Speaking to Doug Robson of USA Today, Fish revealed that he had been suffering from a heart arrhythmia that would cause his heart rate to go through the roof when he was sleeping. He says he experienced his first episode the morning before his Davis Cup match against Stanislas Wawrinka in Switzerland in February. He experienced two more episodes after that, but shook them off because he was able to calm himself and regulate his heart rate each time. That changed in April when Fish experienced his biggest scare in Miami after his quarterfinal loss to Juan Monaco at the Sony Ericsson Open. From the report:
Following his loss to Monaco, he woke up around 3:30 a.m. with his heart pounding at 170-180 beats per minute, or about three times what would be normal for a world class athlete at rest.
But this time, it went on. And on.
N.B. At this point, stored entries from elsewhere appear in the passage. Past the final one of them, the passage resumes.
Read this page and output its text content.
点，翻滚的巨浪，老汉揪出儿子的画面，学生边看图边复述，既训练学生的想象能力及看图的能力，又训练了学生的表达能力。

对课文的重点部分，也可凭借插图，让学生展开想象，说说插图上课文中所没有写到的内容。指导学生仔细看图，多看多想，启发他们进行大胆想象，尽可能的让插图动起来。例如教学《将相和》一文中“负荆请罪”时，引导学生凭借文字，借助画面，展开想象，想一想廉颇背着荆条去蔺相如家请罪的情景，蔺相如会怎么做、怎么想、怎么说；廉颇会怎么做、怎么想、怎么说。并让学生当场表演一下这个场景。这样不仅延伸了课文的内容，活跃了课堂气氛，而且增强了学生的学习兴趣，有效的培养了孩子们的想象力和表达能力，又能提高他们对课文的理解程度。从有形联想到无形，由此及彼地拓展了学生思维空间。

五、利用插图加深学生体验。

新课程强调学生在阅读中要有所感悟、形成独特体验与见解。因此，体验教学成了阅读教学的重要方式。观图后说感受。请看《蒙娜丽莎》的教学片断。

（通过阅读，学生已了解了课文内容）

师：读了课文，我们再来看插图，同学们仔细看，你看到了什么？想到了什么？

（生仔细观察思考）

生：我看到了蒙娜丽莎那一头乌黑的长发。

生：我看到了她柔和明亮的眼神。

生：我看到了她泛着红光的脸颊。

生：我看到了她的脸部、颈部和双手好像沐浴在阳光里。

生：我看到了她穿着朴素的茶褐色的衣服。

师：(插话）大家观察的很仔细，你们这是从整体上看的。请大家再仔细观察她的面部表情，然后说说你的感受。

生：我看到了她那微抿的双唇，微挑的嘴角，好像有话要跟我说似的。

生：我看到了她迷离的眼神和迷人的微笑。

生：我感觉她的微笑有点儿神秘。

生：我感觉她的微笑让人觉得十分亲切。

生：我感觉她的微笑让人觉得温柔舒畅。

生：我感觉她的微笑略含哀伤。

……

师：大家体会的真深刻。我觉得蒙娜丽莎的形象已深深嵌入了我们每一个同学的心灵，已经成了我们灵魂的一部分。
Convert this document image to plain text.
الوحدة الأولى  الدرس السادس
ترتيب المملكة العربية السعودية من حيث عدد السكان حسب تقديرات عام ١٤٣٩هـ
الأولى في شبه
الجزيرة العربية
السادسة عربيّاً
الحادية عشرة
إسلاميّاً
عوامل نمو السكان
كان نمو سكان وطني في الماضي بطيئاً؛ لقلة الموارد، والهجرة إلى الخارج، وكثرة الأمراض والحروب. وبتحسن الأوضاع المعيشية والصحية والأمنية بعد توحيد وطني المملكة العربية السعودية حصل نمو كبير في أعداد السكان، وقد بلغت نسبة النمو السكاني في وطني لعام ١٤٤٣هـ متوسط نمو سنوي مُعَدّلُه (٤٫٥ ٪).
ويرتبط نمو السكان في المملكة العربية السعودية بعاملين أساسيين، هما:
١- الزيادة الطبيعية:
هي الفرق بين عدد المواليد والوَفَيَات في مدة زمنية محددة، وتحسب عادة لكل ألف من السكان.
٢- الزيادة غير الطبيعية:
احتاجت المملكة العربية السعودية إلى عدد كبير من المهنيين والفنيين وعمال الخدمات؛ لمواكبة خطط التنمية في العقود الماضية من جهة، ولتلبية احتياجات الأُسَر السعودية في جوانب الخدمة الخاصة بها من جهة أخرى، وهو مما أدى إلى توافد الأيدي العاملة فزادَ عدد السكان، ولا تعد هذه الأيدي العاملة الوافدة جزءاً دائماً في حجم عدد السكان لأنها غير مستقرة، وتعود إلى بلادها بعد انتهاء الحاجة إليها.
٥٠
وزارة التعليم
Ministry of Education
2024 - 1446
He couldn't stop it.
"I was completely panicking," Fish said of the 30-minute episode. "I thought I was going to die."
He roused (his trainer Christian) LoCascio, and the two decided to call 911. Fish was rolled out of his hotel on a gurney and taken to a nearby hospital.
Fish immediately withdrew from the U.S. Davis Cup tie in France and worked with doctors to try to diagnose his heart condition. Last Wednesday, Fish underwent an electrophysiology procedure in Los Angeles in an attempt to "rewire" his heart to function properly. Fish tells Robson that the doctors are confident the procedure was a success:
Doctors inserted two catheters and guided them through a main vein to his heart. They used chemicals to induce the extreme palpitations and pinpoint where the misfiring was occurring.
Fish said the offending electrical circuitry was then "singed" and rendered "dormant."
"They feel like it was very successful, and that it's totally behind me now," said Fish, who has not been able to move around much because of post-operative blood clot risks.